Torna il Patto di Stabilità: gli obiettivi del DEF per adempiere alle regole UE

A partire dal prossimo anno, le politiche di bilancio degli Stati membri dovranno garantire sostenibilità del debito a medio termine e promuovere una crescita sostenibile e inclusiva: quale la situazione dell'Italia e quali gli obiettivi indicati dal governo nel DEF 2023?

Bruno Bernasconi

Dopo aver sospeso per tre anni il Patto di Stabilità e Crescita per far fronte all’emergenza pandemica, la clausola di salvaguardia generale, che prevede una deviazione temporanea dai requisiti di bilancio applicabili in caso di grave recessione economica, sarà disattivata alla fine del 2023. Ciò comporterà una ripresa delle raccomandazioni specifiche per Paese sulla politica di bilancio, quantificate e differenziate in base ai problemi di debito pubblico degli Stati membri. Sono in corso discussioni su un quadro di governance economica riveduto, fondato sugli orientamenti della Commissione Europea presentati nel novembre 2022 e che tenga in considerazione la nuova realtà post-COVID, in cui gli Stati membri sono invitati a definire le modalità con cui i loro piani di riforma e di investimento dovrebbero contribuire alla sostenibilità di bilancio e alla crescita sostenibile e inclusiva, secondo i criteri stabiliti negli orientamenti di riforma. 

Nella proposta di modifica presentata dalla Commissione rimangono gli obiettivi di debito al massimo al 60% e deficit annuo massimo al 3% del proprio prodotto interno lordo, garantendo però una maggiore flessibilità per fare in modo che i singoli governi possano adattare gli obiettivi alle rispettive circostanze specifiche.
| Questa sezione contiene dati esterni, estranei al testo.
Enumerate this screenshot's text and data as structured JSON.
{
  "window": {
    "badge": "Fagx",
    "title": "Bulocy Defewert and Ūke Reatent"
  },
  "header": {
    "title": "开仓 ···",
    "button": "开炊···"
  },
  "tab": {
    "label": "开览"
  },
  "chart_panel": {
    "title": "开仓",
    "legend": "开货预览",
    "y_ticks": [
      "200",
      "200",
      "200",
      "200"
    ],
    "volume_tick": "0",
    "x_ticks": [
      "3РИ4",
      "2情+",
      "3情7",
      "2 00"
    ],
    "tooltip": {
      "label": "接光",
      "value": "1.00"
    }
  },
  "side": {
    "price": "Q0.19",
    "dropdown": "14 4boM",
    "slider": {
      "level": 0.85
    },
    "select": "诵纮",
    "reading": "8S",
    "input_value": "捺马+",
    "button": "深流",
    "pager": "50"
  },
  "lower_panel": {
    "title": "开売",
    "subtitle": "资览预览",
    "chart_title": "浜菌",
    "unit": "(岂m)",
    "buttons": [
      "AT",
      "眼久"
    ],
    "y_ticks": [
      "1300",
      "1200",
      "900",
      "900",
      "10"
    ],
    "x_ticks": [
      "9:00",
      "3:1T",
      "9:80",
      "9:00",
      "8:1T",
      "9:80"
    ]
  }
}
In particolare, gli Stati dovrebbero ridurre gradualmente il debito pubblico attraverso un tetto alla spesa primaria netta per un orizzonte temporale di 4 anni, con la possibilità di un’eventuale estensione fino a un massimo di 7 anni per i Paesi fortemente indebitati a fronte di impegni assunti su riforme e investimenti. Questi Stati dovranno presentare un piano di "medio-lungo periodo", che comprenda riforme e stime di investimenti pubblici e che passerà al vaglio della Commissione per assicurarsi che la direzione intrapresa sia quella corretta, mostrando una tendenza alla riduzione della propria esposizione. La plausibilità della traiettoria verrà verificata simulando il comportamento del rapporto debito/PIL nei 10 anni successivi alla conclusione dell’aggiustamento: tale rapporto deve ridursi anche negli scenari avversi o sfavorevoli. 

In questo modo, verrebbe sostituita la regola che impone un tasso di riduzione di un ventesimo all'anno ai Paesi con debito superiore al 60% del PIL; norma ritenuta poco realizzabile e accusata in passato di aver aggravato le crisi economiche. L'obiettivo è concludere il processo di riforma entro la fine dell'anno e avere le nuove regole fiscali in vigore entro gennaio 2024, superando le obiezioni dei Paesi frugali, come Germania e Olanda, che non condividono questa nuova linea e chiedono requisiti minimi per i Paesi indebitati. Il governo italiano ha sostenuto la proposta della Commissione di revisione delle regole di bilancio e degli altri aspetti della governance economica, tra cui la procedura sugli squilibri macroeconomici (MIP), pur evidenziandone alcuni punti critici, come la categorizzazione degli Stati membri in base alla severità delle "sfide" di finanza pubblica, e proponendo l’adozione di un trattamento preferenziale per gli investimenti pubblici per contrastare i cambiamenti climatici e promuovere la transizione digitale (i due pilastri del PNRR), nonché la spesa per la difesa derivante da impegni assunti nelle sedi internazionali. 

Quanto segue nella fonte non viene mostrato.